Since responding to the flooding, SCF started discussing what to do with the remaining funds. SCF looked to organizations like Whatcom Community Foundation that have an established resiliency fund to respond to emergencies or sudden disasters throughout the year. SCF would like to do something similar that allows them to be flexible and enables more proactive granting in response to community needs. Also, because the undocumented community does not qualify for FEMA assistance, SCF is intentionally supporting them with separate disaster relief funding.

Due to their work in flood relief and their various partnerships, SCF has been proud to witness their community’s adaptability and how the community moved together.

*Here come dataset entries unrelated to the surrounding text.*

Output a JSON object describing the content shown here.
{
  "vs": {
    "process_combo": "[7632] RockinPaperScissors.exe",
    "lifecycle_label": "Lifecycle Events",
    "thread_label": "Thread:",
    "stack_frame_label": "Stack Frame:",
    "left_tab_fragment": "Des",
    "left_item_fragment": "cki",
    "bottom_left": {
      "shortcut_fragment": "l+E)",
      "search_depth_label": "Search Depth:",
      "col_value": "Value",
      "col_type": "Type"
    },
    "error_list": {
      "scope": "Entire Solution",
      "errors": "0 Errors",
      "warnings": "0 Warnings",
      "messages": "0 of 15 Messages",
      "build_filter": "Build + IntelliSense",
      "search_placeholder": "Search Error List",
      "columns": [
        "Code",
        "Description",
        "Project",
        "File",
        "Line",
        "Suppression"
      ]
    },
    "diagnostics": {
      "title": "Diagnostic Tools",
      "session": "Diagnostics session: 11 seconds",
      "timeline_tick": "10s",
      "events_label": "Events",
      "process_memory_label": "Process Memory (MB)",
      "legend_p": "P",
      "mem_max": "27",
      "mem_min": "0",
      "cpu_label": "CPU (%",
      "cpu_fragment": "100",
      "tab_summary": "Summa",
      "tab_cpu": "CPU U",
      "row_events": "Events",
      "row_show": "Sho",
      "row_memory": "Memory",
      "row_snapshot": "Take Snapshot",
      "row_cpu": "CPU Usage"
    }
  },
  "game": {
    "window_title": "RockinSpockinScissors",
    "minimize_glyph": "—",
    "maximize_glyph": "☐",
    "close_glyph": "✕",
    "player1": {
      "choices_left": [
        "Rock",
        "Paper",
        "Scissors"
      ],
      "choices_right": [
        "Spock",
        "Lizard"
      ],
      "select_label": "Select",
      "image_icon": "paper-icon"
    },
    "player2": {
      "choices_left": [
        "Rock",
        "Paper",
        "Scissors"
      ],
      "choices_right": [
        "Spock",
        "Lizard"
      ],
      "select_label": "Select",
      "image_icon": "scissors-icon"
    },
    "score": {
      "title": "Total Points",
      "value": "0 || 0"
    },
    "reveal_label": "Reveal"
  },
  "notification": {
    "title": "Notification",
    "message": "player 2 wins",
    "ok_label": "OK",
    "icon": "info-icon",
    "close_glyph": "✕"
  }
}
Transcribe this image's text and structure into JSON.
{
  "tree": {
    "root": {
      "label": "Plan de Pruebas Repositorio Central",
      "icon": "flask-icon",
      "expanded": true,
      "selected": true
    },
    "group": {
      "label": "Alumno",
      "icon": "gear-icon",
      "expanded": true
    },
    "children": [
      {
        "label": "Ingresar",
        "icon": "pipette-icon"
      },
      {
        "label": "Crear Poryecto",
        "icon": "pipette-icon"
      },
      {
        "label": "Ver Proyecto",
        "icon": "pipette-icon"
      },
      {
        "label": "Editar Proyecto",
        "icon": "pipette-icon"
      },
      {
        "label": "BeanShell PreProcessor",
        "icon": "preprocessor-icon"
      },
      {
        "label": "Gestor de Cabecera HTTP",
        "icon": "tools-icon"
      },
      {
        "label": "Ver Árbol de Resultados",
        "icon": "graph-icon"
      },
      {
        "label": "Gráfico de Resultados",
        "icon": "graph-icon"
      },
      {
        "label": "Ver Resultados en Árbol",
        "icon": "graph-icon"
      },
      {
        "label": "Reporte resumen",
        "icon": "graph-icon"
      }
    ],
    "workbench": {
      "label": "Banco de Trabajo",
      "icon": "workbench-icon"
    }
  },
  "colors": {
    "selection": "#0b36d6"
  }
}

“We have had some new organizations and initiatives that have been born from these new needs. And we’ve seen organizations pivot. One example is the Children’s Museum. They had shut down and weren’t able to have visitors during the pandemic, so their director turned the space into the Skagit Family Resource Center,” says Maddy. “They partnered with the diaper bank that is under United Way. So, there was a lot of shifting of management and resources but really the goal was to work together collaboratively to meet the growing needs in our community.”

The cascading issues impacting local areas in recent years just keep coming; more extreme weather creating natural disasters, a global pandemic, deepening racial and socioeconomic inequity or whatever is next. Thankfully for Pacific Northwest residents, SCF – like other community foundations across our region - keeps digging in to stand in the gap for their communities.